One obvious "solution" is dealing with the problem by ignoring it and thereby failing to end up in the important conversation were
we realize the hidden nature of the problem as
a group or team. If this is the case, the hidden-risk problem is not only maintained in our working-environment. Its consequences may also persist to damage the team's social capital by increasing the frequency of replacements, drain the budget with temporaries, and causing the team to work faster, harder and at higher risk when being low on staff.
Even when we do succeed in establishing a mutual recognition of hidden-risk problems, my experience is that we often fail to take appropriate measures to deal with them. We approach problems of hidden-risk by targeting our social-norms or a team's social capital in the hope that the effect will then spill-over in the right situation.
At its worst this means talking about what we "
ought to do" or "
ought to have done" and possibly ending up playing
the blame game. At its best it means building up the team's social capital and then crossing fingers hoping that this will kick in at just the right moment - i.e. when you need that helping hand, although you could have done it by yourself.
A nudge to reduce injuries at work
However, the other day when giving a talk at
OKÆ, Pelle was presented with a good example of how to use nudging to deal with the problem of hidden-risk. In the municipality's big central kitchen
OKÆ Foodservice a poster displays how many days have passed since the last working injury occurred. In fact, we've since then been told that this nudge has been used at factories since the '50ties! (please comment if you know anything about this).
This poster neither changes the options available to the staff, nor the structure of incentives embedded in their working environment. Thus,
it qualifies as a nudge. Yet, I think it very likely that it may help reduce work injuries related to hidden-risk problems.
For one, as you can see, the chosen design requires the poster to be updated every day with a marker. Thus it functions as a continuous reminder. Everyday, at least one person has to think about the risk of injuries at work.
Second, it may function as a "catcher". That is, on the same line as the
Fly in the Urinal and calorie labels on menus it may catch the attention of those working in a hidden-risk environment (though we think the there's some space for improving the chosen design).
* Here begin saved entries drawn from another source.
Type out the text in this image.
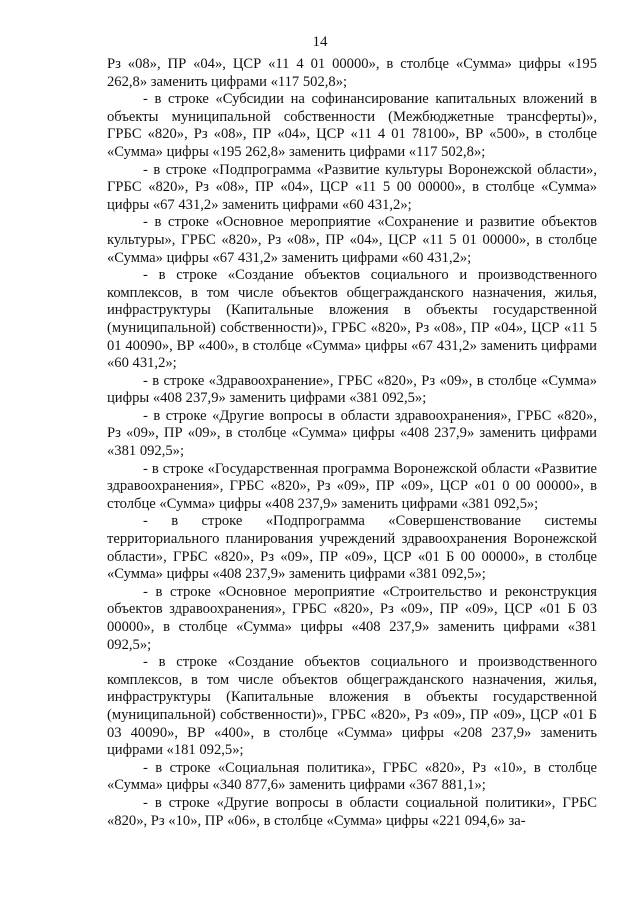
14

Рз «08», ПР «04», ЦСР «11 4 01 00000», в столбце «Сумма» цифры «195 262,8» заменить цифрами «117 502,8»;

- в строке «Субсидии на софинансирование капитальных вложений в объекты муниципальной собственности (Межбюджетные трансферты)», ГРБС «820», Рз «08», ПР «04», ЦСР «11 4 01 78100», ВР «500», в столбце «Сумма» цифры «195 262,8» заменить цифрами «117 502,8»;

- в строке «Подпрограмма «Развитие культуры Воронежской области», ГРБС «820», Рз «08», ПР «04», ЦСР «11 5 00 00000», в столбце «Сумма» цифры «67 431,2» заменить цифрами «60 431,2»;

- в строке «Основное мероприятие «Сохранение и развитие объектов культуры», ГРБС «820», Рз «08», ПР «04», ЦСР «11 5 01 00000», в столбце «Сумма» цифры «67 431,2» заменить цифрами «60 431,2»;

- в строке «Создание объектов социального и производственного комплексов, в том числе объектов общегражданского назначения, жилья, инфраструктуры (Капитальные вложения в объекты государственной (муниципальной) собственности)», ГРБС «820», Рз «08», ПР «04», ЦСР «11 5 01 40090», ВР «400», в столбце «Сумма» цифры «67 431,2» заменить цифрами «60 431,2»;

- в строке «Здравоохранение», ГРБС «820», Рз «09», в столбце «Сумма» цифры «408 237,9» заменить цифрами «381 092,5»;

- в строке «Другие вопросы в области здравоохранения», ГРБС «820», Рз «09», ПР «09», в столбце «Сумма» цифры «408 237,9» заменить цифрами «381 092,5»;

- в строке «Государственная программа Воронежской области «Развитие здравоохранения», ГРБС «820», Рз «09», ПР «09», ЦСР «01 0 00 00000», в столбце «Сумма» цифры «408 237,9» заменить цифрами «381 092,5»;

- в строке «Подпрограмма «Совершенствование системы территориального планирования учреждений здравоохранения Воронежской области», ГРБС «820», Рз «09», ПР «09», ЦСР «01 Б 00 00000», в столбце «Сумма» цифры «408 237,9» заменить цифрами «381 092,5»;

- в строке «Основное мероприятие «Строительство и реконструкция объектов здравоохранения», ГРБС «820», Рз «09», ПР «09», ЦСР «01 Б 03 00000», в столбце «Сумма» цифры «408 237,9» заменить цифрами «381 092,5»;

- в строке «Создание объектов социального и производственного комплексов, в том числе объектов общегражданского назначения, жилья, инфраструктуры (Капитальные вложения в объекты государственной (муниципальной) собственности)», ГРБС «820», Рз «09», ПР «09», ЦСР «01 Б 03 40090», ВР «400», в столбце «Сумма» цифры «208 237,9» заменить цифрами «181 092,5»;

- в строке «Социальная политика», ГРБС «820», Рз «10», в столбце «Сумма» цифры «340 877,6» заменить цифрами «367 881,1»;

- в строке «Другие вопросы в области социальной политики», ГРБС «820», Рз «10», ПР «06», в столбце «Сумма» цифры «221 094,6» за-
Third, the poster re-frames the hidden-risk problems likely to cause injuries at work, so that from being a theme of individual consideration, responsibility and consequence, hidden-risk problems in the working environment become a collective consideration, responsibility and problem. Ideally this means that you will no longer need to ask for that helping hand, when you could do it on your own. Instead others will be on the look-out to prevent those hidden-risks from materializing. That is, it may help to promote ground-floor team-work as a means to avoid situations of risk by creating a new frame of reference that emphasizes the collective aspect of the possible consequences and creating a healthy competition where the team competes against itself.
A word of caution
That said, a word of caution is also needed. The poster-nudge is a
social nudge and as such it presents the usual dangers of invoking social dynamics as part of behavioral interventions.
While the poster may help avoid hidden-risk problems at work, it may also lead to some negative and unintended effects. Might workers for instance come to hide their work-injuries from co-workers and employers in order not to ruin the record?
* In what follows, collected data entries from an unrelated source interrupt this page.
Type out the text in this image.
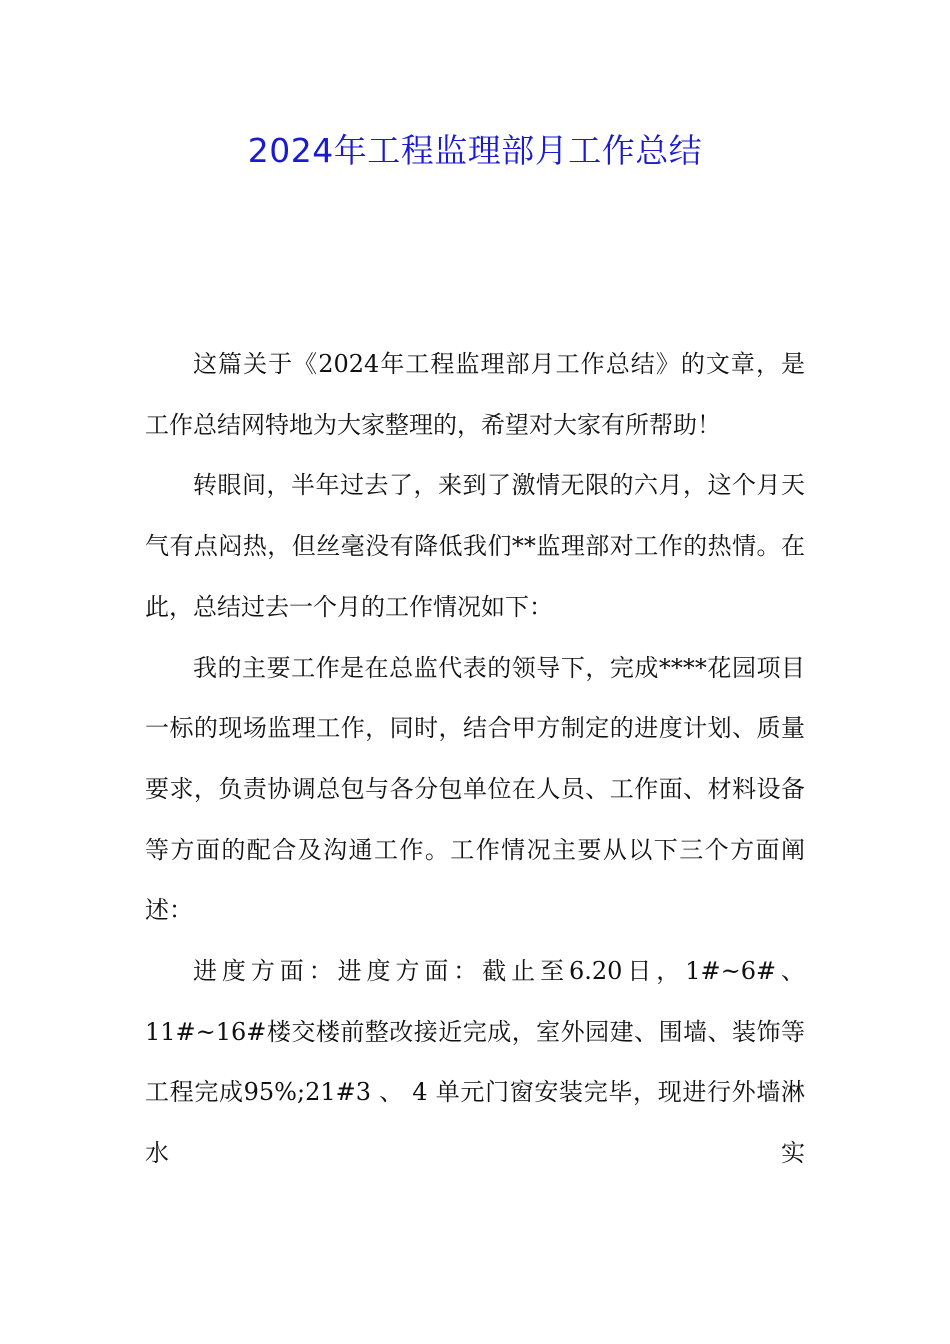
2024年工程监理部月工作总结

这篇关于《2024年工程监理部月工作总结》的文章，是工作总结网特地为大家整理的，希望对大家有所帮助！

转眼间，半年过去了，来到了激情无限的六月，这个月天气有点闷热，但丝毫没有降低我们**监理部对工作的热情。在此，总结过去一个月的工作情况如下：

我的主要工作是在总监代表的领导下，完成****花园项目一标的现场监理工作，同时，结合甲方制定的进度计划、质量要求，负责协调总包与各分包单位在人员、工作面、材料设备等方面的配合及沟通工作。工作情况主要从以下三个方面阐述：

进度方面：进度方面：截止至6.20日，1#~6#、11#~16#楼交楼前整改接近完成，室外园建、围墙、装饰等工程完成95%;21#3 、 4 单元门窗安装完毕，现进行外墙淋水实
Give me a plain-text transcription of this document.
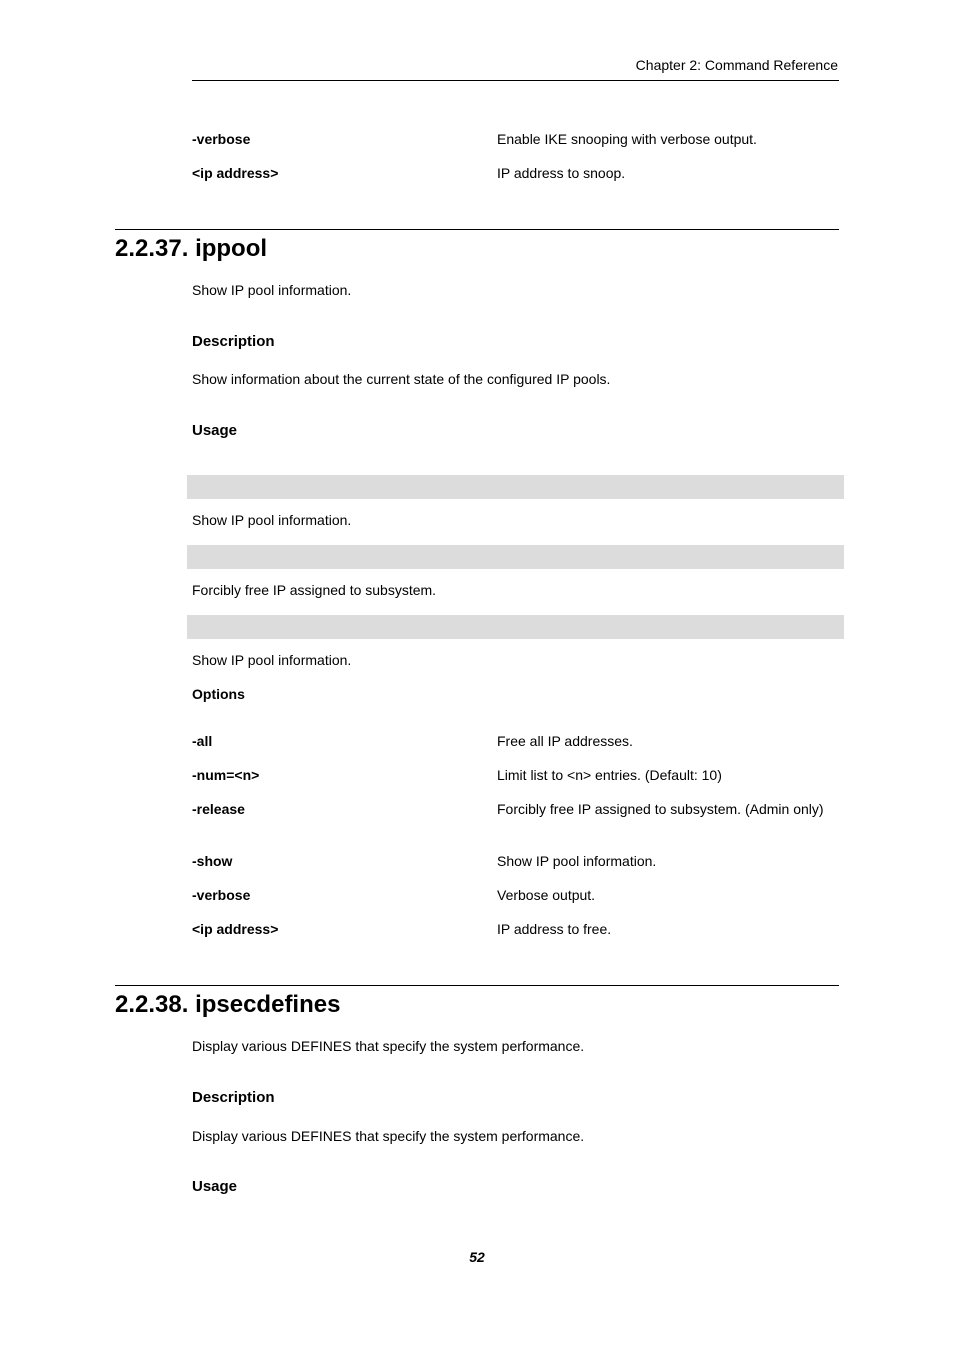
Chapter 2: Command Reference
-verbose	Enable IKE snooping with verbose output.
<ip address>	IP address to snoop.
2.2.37. ippool
Show IP pool information.
Description
Show information about the current state of the configured IP pools.
Usage
Show IP pool information.
Forcibly free IP assigned to subsystem.
Show IP pool information.
Options
-all	Free all IP addresses.
-num=<n>	Limit list to <n> entries. (Default: 10)
-release	Forcibly free IP assigned to subsystem. (Admin only)
-show	Show IP pool information.
-verbose	Verbose output.
<ip address>	IP address to free.
2.2.38. ipsecdefines
Display various DEFINES that specify the system performance.
Description
Display various DEFINES that specify the system performance.
Usage
52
Of course, this is one of those instances where the role of social capital becomes important. Yet, social capital may even worsen such unintended effects, if nudging is combined with other measures.
Why? Injuries will always happen, but just as hidden-risks, they may not be observable. The poster-system doesn't allow for that "margin of error" to save "the record". This means that if e.g. one tries to combine this nudge with a premium for achieving a particular record - e.g. 100 days - one may ultimately not only reinforce the unintended effect by having workers hide their injuries to save "the record". They will also have a strong reason to hide the injury in order to save the team's premium - a reason that may indeed be conjectured to be reinforced by higher levels of social capital within the team.
Unfortunately, the premium combination has been chosen at Foodservice - it's just so natural for us to reward behavior, even when we only need a nudge.